We included 51 patients having type 2 diabetes for at least 5 years. They were all normotensive patients selected from the outpatient clinic with no other clinically identifiable risk factor for kidney disease. Genotype detection for PPARγ Pro12Ala and CCR5δ 32 gene polymorphisms was carried out using the PCR technique. Clinical data, HbA1c levels, lipid profile, and fasting and postprandial blood sugar levels were recorded. Serum creatinine levels and the urinary albumin/creatinine ratio were measured to stratify the participants according to the presence or absence of diabetic nephropathy.

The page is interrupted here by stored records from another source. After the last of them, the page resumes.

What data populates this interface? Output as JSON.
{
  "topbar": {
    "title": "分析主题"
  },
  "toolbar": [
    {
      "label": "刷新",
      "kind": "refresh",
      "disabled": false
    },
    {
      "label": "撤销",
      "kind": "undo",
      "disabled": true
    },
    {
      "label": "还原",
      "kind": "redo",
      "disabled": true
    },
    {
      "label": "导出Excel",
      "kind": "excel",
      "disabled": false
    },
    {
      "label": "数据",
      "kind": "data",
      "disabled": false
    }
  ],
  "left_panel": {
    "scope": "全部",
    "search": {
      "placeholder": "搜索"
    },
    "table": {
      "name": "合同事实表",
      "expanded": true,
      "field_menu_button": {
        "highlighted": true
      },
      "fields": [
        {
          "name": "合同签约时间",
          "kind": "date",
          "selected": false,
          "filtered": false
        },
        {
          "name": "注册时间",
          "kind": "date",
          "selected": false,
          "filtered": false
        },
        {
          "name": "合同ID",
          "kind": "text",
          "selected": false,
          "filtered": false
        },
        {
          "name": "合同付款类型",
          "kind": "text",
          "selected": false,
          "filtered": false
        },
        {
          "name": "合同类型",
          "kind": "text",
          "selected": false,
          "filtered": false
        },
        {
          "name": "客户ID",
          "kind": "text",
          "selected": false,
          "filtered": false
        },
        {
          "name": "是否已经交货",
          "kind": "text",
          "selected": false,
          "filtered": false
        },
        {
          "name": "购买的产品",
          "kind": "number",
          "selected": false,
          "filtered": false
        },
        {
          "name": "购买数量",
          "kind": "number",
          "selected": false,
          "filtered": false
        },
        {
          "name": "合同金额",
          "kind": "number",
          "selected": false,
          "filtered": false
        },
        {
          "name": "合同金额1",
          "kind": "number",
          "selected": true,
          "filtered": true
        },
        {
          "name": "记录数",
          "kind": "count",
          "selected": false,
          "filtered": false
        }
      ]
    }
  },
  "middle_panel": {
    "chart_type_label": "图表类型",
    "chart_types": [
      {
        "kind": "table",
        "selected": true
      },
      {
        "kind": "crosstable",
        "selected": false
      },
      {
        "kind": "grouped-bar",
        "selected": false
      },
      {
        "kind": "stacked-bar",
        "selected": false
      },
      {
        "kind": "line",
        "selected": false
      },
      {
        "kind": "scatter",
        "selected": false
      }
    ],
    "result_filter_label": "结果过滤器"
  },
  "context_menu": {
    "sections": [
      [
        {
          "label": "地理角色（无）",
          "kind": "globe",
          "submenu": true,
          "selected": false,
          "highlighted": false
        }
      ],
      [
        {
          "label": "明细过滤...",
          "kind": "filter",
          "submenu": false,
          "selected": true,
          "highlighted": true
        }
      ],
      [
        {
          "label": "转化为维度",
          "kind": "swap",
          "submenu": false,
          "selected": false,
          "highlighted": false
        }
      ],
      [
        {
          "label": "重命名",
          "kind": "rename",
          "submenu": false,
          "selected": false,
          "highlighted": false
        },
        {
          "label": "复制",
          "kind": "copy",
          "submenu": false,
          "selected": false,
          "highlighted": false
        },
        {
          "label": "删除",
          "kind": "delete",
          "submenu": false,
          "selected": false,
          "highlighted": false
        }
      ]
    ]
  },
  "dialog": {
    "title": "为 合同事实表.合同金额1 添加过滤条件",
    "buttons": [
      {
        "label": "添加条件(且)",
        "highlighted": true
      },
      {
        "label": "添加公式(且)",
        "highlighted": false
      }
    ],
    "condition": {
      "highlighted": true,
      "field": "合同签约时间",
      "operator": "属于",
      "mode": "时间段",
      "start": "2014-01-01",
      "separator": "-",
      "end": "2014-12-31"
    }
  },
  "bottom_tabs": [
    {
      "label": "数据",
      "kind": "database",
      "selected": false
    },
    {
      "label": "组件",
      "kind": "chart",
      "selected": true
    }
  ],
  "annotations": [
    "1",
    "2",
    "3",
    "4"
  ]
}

Age, sex, BMI, HbA1c, and duration of diabetes were not significantly different among patients with and those without diabetic nephropathy. Diabetic nephropathy patients had a significantly higher urinary albumin/creatinine ratio and lower estimated glomerular filtration rate levels (P<0.0001). Homozygotes for the PPARγ Pro12Ala Pro–Pro allele constituted 82% of our total study population and 86.4% of patients with diabetic nephropathy; the remaining were Pro–Ala heterozygotes, and we had no Ala–Ala homozygotes. The odds ratio for diabetic nephropathy in Pro–Pro homozygotes was 3.5 (P=0.075, 95% confidence interval, 0.8–15). The Pro allele was present in 75% of patients with nephropathy and 50% of those without nephropathy. The Pro allele was significantly associated with diabetic nephropathy compared with the Ala allele (odds ratio=3.5, P=0.012, 95% confidence interval, 1.3–15). With regard to the CCR5δ 32 insertion/deletion genotype, 24 patients were homozygous for the insertion polymorphism, two were homozygous for the deletion polymorphism, and the remaining 25 were insertion/deletion heterozygotes. There was no significant difference between nephropathic and non-nephropathic patients as regards the CCR5δ 32 genotype (P=0.3) or the frequency of allele distribution (P=0.6).


The Pro allele of PPARγ Pro12Ala was associated with diabetic nephropathy. Polymorphisms in the CCR5δ 32 gene did not show an association with diabetic nephropathy.